Gran parte delle risorse stanziate destinate al grande Piano nazionale di ripresa e resilienza sono finanziate a debito, cioè sono una cambiale a carico delle future generazioni. Sono investimenti oggi indispensabili, ma proprio la loro origine richiedeva uno specifico pilastro dedicato alle politiche per gli adolescenti e i giovani, con riforme e interventi che abbiano un diretto impatto positivo per adolescenti e giovani; richiedeva un coinvolgimento diretto dei giovani nella programmazione.
Non ho visto questa attenzione e finirà che i fragili giovani di oggi rischiano di diventare adulti e di ritrovarsi sempre fragili.
Commenta Tino Bedin
La questione generazionale è probabilmente la più grande questione collettiva in Italia: parte dai sempre meno bambini e arriva ai sempre più grandi vecchi. In mezzo c'è la vita vissuta e sperata di ciascuno di noi italiani. La questione non è però né al centro delle politiche (nazionali, regionali e locali), né anima opinioni pubbliche. E intanto la questione generazionale si aggrava, perché rende fragile quella componente demografica su cui da sempre la società ha ricevuto forza e spinta, cioè i giovani, come giustamente scrive Lodovico Ferraris.
Non credo che sia in vista un cambio di atteggiamento, né della politica, né dell'opinione pubblica.
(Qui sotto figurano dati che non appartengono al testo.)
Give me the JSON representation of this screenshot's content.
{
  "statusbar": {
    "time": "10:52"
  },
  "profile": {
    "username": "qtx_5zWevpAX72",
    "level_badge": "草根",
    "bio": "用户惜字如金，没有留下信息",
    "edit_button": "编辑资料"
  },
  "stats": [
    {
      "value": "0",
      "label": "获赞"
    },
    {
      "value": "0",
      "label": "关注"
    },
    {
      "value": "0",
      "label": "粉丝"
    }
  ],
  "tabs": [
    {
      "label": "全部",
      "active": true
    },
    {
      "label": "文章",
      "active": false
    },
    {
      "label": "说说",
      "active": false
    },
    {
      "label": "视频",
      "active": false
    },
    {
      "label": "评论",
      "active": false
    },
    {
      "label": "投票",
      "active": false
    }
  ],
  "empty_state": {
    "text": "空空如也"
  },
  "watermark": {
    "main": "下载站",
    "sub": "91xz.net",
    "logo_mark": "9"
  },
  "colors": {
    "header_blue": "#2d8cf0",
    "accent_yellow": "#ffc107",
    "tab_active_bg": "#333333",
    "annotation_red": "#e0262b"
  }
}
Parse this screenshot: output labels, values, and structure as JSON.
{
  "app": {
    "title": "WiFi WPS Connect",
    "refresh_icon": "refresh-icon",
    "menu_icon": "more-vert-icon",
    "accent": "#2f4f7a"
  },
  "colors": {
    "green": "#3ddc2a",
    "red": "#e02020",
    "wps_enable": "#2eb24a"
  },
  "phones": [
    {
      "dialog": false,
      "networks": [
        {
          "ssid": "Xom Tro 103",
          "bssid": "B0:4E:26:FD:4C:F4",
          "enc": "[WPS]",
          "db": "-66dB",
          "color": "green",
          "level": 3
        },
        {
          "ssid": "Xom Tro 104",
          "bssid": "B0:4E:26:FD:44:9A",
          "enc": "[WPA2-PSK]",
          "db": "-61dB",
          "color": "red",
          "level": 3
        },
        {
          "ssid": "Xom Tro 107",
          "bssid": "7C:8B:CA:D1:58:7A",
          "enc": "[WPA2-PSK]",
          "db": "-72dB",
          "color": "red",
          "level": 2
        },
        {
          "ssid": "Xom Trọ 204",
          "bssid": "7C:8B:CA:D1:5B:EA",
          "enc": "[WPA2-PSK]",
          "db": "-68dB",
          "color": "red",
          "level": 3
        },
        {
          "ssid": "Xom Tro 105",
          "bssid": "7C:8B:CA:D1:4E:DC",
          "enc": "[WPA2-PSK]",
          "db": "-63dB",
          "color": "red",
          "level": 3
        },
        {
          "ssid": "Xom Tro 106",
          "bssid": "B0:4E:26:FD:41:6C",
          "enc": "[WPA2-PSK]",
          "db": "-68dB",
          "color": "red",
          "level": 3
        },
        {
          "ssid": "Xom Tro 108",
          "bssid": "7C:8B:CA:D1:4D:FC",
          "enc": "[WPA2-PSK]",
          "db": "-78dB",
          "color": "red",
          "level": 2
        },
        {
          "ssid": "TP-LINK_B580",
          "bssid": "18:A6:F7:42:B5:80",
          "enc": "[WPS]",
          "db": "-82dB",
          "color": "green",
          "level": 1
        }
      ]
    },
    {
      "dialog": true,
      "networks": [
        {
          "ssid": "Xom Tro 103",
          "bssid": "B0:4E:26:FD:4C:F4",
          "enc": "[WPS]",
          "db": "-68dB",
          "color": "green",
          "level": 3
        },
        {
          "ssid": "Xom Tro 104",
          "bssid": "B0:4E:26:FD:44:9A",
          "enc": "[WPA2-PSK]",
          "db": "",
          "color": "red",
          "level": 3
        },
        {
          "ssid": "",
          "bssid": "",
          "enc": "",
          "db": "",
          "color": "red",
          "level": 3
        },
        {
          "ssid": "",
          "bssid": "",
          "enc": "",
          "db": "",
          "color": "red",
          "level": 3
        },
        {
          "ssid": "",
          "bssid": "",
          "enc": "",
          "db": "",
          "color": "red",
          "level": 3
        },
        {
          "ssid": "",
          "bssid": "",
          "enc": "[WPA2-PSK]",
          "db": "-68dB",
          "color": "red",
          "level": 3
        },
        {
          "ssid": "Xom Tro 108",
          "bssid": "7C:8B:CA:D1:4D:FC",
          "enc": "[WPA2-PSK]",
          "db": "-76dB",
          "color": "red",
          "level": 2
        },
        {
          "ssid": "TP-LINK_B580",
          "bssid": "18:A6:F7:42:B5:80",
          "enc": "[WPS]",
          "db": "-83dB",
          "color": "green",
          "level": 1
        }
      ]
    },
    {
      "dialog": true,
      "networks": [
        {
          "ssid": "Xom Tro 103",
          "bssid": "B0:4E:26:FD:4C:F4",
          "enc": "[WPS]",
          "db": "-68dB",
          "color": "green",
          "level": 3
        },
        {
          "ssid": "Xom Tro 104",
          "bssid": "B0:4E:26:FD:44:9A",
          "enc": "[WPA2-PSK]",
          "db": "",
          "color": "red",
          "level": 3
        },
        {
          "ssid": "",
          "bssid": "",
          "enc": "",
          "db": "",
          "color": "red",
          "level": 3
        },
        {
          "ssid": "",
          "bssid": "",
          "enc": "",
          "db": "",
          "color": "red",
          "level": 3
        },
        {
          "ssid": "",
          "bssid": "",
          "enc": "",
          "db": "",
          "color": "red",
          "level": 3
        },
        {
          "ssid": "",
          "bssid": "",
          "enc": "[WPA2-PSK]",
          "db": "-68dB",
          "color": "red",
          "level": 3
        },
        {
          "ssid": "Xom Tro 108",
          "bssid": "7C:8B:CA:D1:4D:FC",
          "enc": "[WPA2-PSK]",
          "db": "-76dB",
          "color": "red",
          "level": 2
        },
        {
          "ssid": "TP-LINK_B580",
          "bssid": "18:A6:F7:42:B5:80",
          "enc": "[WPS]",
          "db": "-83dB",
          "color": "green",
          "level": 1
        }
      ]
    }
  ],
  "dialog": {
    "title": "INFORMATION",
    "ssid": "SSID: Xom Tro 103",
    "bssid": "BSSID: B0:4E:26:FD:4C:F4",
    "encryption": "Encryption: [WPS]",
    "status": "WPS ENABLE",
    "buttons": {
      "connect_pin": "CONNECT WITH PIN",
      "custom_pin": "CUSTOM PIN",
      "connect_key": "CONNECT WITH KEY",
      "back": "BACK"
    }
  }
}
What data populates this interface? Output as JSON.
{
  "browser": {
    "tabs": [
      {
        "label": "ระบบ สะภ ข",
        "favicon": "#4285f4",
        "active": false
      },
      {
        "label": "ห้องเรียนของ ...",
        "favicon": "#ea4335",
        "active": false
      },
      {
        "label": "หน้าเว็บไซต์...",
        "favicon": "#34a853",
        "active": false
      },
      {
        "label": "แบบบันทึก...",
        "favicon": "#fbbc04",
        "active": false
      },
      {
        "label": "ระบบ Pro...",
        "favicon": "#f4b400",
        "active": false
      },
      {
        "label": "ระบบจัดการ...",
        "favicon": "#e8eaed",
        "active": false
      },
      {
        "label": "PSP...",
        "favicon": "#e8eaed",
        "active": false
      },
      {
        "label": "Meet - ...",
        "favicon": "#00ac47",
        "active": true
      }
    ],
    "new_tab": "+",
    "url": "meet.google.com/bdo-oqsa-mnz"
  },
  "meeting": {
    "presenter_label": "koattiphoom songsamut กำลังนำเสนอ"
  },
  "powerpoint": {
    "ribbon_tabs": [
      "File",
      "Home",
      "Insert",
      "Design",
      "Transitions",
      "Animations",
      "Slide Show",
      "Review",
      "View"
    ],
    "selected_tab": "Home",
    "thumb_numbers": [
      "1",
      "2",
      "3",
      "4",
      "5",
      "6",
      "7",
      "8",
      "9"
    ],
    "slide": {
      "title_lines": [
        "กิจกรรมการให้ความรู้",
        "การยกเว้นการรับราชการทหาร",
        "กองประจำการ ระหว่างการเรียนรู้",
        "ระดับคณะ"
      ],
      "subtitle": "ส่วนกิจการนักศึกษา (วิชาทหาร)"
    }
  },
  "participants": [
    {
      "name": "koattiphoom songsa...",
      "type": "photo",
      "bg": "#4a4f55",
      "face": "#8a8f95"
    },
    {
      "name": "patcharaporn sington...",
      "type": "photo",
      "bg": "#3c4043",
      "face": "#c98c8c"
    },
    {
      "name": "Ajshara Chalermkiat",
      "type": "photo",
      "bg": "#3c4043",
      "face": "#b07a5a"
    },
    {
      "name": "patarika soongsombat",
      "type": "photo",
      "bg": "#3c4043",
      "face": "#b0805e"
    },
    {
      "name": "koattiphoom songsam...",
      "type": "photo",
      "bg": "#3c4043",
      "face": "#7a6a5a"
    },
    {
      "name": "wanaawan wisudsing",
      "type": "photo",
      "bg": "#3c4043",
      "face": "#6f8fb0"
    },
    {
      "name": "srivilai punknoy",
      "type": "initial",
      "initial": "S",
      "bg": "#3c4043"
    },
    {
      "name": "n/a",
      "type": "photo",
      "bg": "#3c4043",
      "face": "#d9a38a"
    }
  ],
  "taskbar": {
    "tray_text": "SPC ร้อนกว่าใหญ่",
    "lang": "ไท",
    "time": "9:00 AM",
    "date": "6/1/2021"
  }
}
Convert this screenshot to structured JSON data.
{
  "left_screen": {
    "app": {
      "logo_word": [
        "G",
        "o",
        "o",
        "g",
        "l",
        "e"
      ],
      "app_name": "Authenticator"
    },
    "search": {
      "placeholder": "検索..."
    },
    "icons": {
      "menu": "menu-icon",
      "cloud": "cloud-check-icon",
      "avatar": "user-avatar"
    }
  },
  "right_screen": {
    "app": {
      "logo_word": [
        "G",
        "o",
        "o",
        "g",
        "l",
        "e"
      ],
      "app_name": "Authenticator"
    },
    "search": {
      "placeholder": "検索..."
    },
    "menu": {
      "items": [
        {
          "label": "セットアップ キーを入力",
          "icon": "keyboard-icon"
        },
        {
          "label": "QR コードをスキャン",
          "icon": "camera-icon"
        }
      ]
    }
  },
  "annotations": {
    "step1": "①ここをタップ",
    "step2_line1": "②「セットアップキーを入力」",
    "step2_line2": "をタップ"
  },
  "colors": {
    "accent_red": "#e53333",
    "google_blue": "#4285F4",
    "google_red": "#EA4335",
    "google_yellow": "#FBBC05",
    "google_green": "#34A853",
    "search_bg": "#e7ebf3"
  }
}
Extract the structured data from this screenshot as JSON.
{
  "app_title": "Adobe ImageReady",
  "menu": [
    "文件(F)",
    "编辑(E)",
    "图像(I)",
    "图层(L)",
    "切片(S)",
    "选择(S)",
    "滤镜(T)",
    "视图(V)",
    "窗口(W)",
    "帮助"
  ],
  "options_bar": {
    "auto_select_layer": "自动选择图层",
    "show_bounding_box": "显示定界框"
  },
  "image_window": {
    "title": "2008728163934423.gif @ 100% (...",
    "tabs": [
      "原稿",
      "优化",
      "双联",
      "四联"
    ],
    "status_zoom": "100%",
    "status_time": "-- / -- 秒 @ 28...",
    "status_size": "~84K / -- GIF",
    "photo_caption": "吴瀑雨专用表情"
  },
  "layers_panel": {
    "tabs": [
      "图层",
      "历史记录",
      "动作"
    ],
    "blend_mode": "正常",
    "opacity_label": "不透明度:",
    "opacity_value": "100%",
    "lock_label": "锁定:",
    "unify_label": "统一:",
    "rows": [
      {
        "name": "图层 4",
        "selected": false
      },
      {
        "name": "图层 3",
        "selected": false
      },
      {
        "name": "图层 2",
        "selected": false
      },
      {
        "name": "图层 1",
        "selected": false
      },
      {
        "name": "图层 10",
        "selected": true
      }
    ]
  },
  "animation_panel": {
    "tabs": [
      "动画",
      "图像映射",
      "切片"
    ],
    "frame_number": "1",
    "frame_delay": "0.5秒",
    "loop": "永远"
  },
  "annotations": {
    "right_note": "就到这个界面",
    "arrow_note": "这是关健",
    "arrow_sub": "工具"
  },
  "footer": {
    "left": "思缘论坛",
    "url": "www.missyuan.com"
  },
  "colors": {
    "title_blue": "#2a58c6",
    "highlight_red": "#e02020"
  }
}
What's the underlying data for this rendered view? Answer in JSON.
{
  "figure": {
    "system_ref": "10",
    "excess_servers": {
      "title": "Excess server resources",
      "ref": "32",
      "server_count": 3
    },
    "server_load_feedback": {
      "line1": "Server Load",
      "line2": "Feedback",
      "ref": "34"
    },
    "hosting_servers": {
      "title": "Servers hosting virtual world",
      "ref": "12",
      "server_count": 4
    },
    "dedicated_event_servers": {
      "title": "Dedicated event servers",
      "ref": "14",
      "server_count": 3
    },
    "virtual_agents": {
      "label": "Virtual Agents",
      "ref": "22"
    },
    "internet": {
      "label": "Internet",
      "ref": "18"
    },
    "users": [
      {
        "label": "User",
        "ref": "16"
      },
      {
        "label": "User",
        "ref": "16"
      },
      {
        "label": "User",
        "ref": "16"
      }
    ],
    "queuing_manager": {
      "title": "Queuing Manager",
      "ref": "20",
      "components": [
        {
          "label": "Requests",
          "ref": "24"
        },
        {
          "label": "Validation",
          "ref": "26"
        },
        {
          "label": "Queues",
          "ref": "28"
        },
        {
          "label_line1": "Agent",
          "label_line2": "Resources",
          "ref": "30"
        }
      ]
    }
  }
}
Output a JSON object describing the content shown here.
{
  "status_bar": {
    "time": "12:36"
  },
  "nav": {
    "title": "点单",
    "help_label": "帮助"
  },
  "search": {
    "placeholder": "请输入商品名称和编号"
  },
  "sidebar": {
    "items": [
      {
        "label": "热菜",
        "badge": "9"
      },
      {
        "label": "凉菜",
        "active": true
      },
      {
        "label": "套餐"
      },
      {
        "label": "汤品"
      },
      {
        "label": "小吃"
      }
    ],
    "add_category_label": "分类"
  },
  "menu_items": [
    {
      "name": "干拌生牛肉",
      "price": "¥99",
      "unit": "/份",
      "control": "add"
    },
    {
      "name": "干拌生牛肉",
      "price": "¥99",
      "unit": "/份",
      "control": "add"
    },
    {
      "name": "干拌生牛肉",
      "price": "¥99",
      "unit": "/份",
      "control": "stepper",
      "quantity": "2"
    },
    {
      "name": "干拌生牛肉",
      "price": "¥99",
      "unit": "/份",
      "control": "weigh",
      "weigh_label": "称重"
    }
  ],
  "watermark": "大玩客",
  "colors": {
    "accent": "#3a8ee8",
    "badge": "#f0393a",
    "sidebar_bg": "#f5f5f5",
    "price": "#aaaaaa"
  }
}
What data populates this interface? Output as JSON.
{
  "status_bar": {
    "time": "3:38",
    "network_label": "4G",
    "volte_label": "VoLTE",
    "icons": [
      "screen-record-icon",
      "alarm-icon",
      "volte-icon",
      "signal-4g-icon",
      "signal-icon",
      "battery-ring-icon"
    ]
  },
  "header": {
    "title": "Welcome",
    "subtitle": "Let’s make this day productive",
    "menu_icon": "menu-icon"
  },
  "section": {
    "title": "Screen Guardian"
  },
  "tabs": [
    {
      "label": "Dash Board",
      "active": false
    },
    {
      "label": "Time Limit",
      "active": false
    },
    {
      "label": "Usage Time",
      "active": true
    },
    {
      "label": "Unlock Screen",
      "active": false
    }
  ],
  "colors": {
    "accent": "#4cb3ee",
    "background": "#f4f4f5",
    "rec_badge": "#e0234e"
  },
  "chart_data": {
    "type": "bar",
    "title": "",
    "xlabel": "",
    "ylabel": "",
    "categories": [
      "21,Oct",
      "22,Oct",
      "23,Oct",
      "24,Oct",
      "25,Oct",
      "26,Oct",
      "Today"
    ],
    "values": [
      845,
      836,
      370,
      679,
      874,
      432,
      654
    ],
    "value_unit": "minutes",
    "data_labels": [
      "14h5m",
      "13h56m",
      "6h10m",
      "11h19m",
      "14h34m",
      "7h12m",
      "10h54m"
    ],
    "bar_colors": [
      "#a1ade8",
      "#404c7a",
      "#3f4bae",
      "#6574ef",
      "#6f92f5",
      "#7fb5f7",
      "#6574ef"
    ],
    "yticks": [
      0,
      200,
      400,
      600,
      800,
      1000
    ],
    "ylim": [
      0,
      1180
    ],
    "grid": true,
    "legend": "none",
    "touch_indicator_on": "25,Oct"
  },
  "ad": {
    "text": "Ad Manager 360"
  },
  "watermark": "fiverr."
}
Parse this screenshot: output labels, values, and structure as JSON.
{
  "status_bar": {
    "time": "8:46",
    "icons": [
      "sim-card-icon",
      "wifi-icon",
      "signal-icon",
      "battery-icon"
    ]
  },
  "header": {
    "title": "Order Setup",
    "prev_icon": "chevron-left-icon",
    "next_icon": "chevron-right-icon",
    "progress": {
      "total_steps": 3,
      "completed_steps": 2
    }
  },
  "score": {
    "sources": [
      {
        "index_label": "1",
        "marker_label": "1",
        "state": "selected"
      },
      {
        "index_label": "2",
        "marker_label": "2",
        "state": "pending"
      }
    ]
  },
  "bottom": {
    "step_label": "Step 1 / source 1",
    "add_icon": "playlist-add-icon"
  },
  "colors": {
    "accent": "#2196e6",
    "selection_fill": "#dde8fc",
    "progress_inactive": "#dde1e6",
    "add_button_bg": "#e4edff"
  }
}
C'è però chi non si rassegna. Nella primavera scorsa sette associazioni nazionali hanno presentato il Manifesto "Prima il Futuro, Prima i Giovani", proprio con riferimento al PNRR.
Sono tre i criteri al centro del Manifesto: le scelte legate al PNRR devono avere il tratto dell'equità generazionale; le scelte devono essere di carattere strutturale, con politiche che restino nel tempo; le scelte devono garantire un ruolo attivo di adolescenti e giovani, cittadini di oggi e non solo del futuro.